Batalhei e militei para conseguir as assinaturas necessárias para a legalização do PT. E não foi fácil. Nos estertores da ditadura, legalizar um partido não era essa mão na roda de hoje. As exigências boladas durante a “abertura” do Geisel-Golbery e continuadas durante o desfile da cavalgadura Figueiredo permitiam sim, uma alternativa ao dilema PMDB-ARENA. Mas era difícil pra caramba.
Participei dessa batalha pela legalização do PT como militante da Ala Vermelha, a organização clandestina de luta contra a ditadura à qual estava vinculado. Morava no Rio de Janeiro e participei dos núcleos e das discussões para a organização dos primeiros diretórios. Mas nunca me interessei pela militância interna no PT. Em grande medida pela minha compreensão – que era diferente da de vários camaradas – de que o PT seria apenas um partido eleitoral, que poderia abrir caminhos para a ampliação da luta popular, mas que suas limitações se esgotavam dentro da democracia burguesa.
Não que subestimasse a importância disso. Muito pelo contrário. Mas tinha uma clara compreensão das dificuldades internas da organização de um partido eleitoral e legal: a necessidade de buscar consensos e fazer concessões para estabelecer objetivos eleitoralmente viáveis; a questão dos financiamentos de campanha – e como eram evidentes as limitações impostas na dependência exclusiva das contribuições de militantes e simpatizantes – e outras do gênero.
Tenho grande admiração e respeito pelos que se dedicam a essas tarefas. Não é fácil, e é ingenuidade pensar o contrário. Mas essa forma de militância não me interessava.
O não me interessar, porém, não me exime de responsabilidades. De algum modo sou e fui parte disso tudo, apesar de jamais ter ocupado cargos na estrutura do PT e muito menos me lançado a candidato a coisa alguma. Minha praia é outra.
Minha vida, no entanto, me obriga a reconhecer que falar do PT como se não tivesse nada a ver com os erros e acertos seria hipocrisia. Por isso, mudei a frase.
Agora, na ressaca pós votação, boa parte dos comentários diz que o Congresso é o retrato do povo brasileiro. Afinal, os eleitores é que mandaram essa turma para lá.

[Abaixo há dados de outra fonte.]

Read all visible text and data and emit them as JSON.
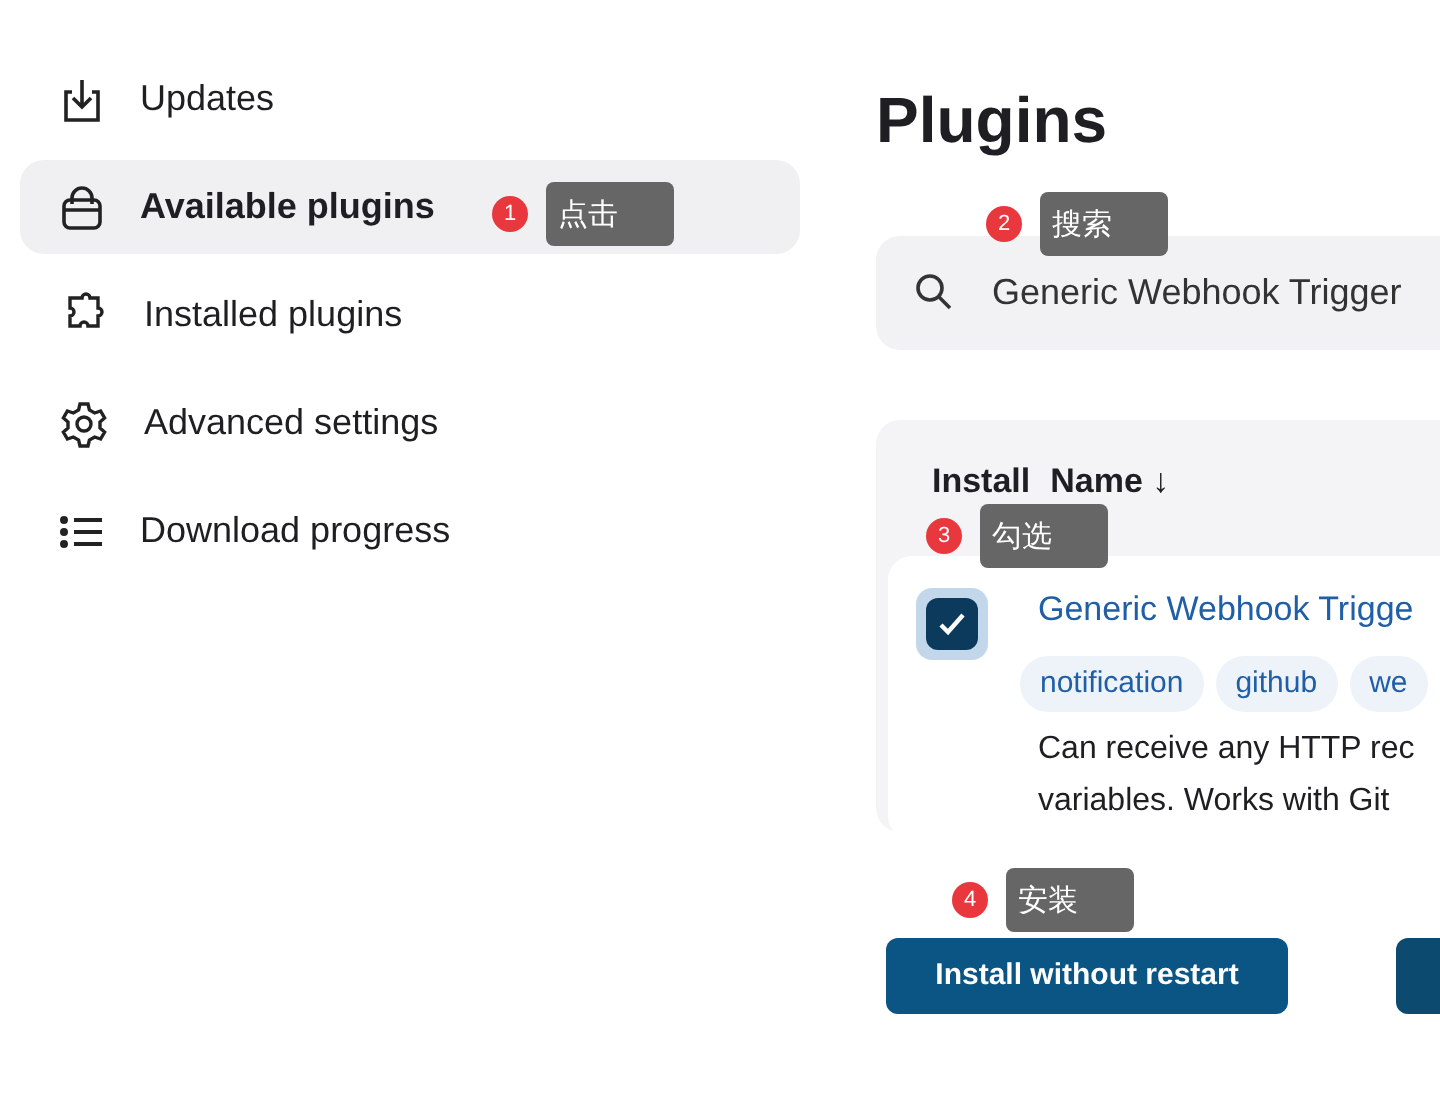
{
  "sidebar": {
    "items": [
      {
        "label": "Updates",
        "selected": false
      },
      {
        "label": "Available plugins",
        "selected": true
      },
      {
        "label": "Installed plugins",
        "selected": false
      },
      {
        "label": "Advanced settings",
        "selected": false
      },
      {
        "label": "Download progress",
        "selected": false
      }
    ]
  },
  "title": "Plugins",
  "search": {
    "value": "Generic Webhook Trigger"
  },
  "table": {
    "columns": [
      "Install",
      "Name ↓"
    ],
    "rows": [
      {
        "checked": true,
        "name": "Generic Webhook Trigge",
        "tags": [
          "notification",
          "github",
          "we"
        ],
        "description": [
          "Can receive any HTTP rec",
          "variables. Works with Git"
        ]
      }
    ]
  },
  "buttons": [
    "Install without restart"
  ],
  "annotations": [
    {
      "number": "1",
      "label": "点击"
    },
    {
      "number": "2",
      "label": "搜索"
    },
    {
      "number": "3",
      "label": "勾选"
    },
    {
      "number": "4",
      "label": "安装"
    }
  ]
}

É verdade. Mas é só meia verdade.
A composição do Congresso, comparando com as pesquisas de opinião, reflete a correlação de forças na sociedade em um dado momento. Portanto, responde às mobilizações e motivações sociais que são dinâmicas e eventualmente muito cambiantes. Quando a ARENA era “o maior partido do Ocidente”, aquilo também refletia o “povo brasileiro”, vítima da censura, da desinformação, das “mágicas” do “milagre brasileiro” e demais mumunhas da ditadura. Quando o PMDB ganhou a maioria das cadeiras do Senado em 1974, o resultado foi o autogolpe de abril, quando o Geisel inventou os biônicos e garantiu a maioria governista.
E assim por diante.
Essa constatação, no entanto, é simplista e derrotista.
Esse Congresso é o que é, dentre outras coisas, porque o PT deixou de lado a militância junto às organizações sociais, os sindicatos e outros movimentos de luta. Trocou isso pelas alianças com os velhos partidos, descurando de aumentar a bancada de modo significativo, contando apenas com os tradicionais “puxadores de votos”. Esses se elegiam; os militantes das bases, que dariam outra cor à bancada e ao parlamento, não conseguiam entrar.
As vacilações na construção de uma reforma política que impedisse a farra de partidecos interessados apenas no tempo de televisão e nos repasses do fundo partidário também contribuíram para isso. Há quantas eleições o PT descurou de pedir explicitamente o voto na legenda?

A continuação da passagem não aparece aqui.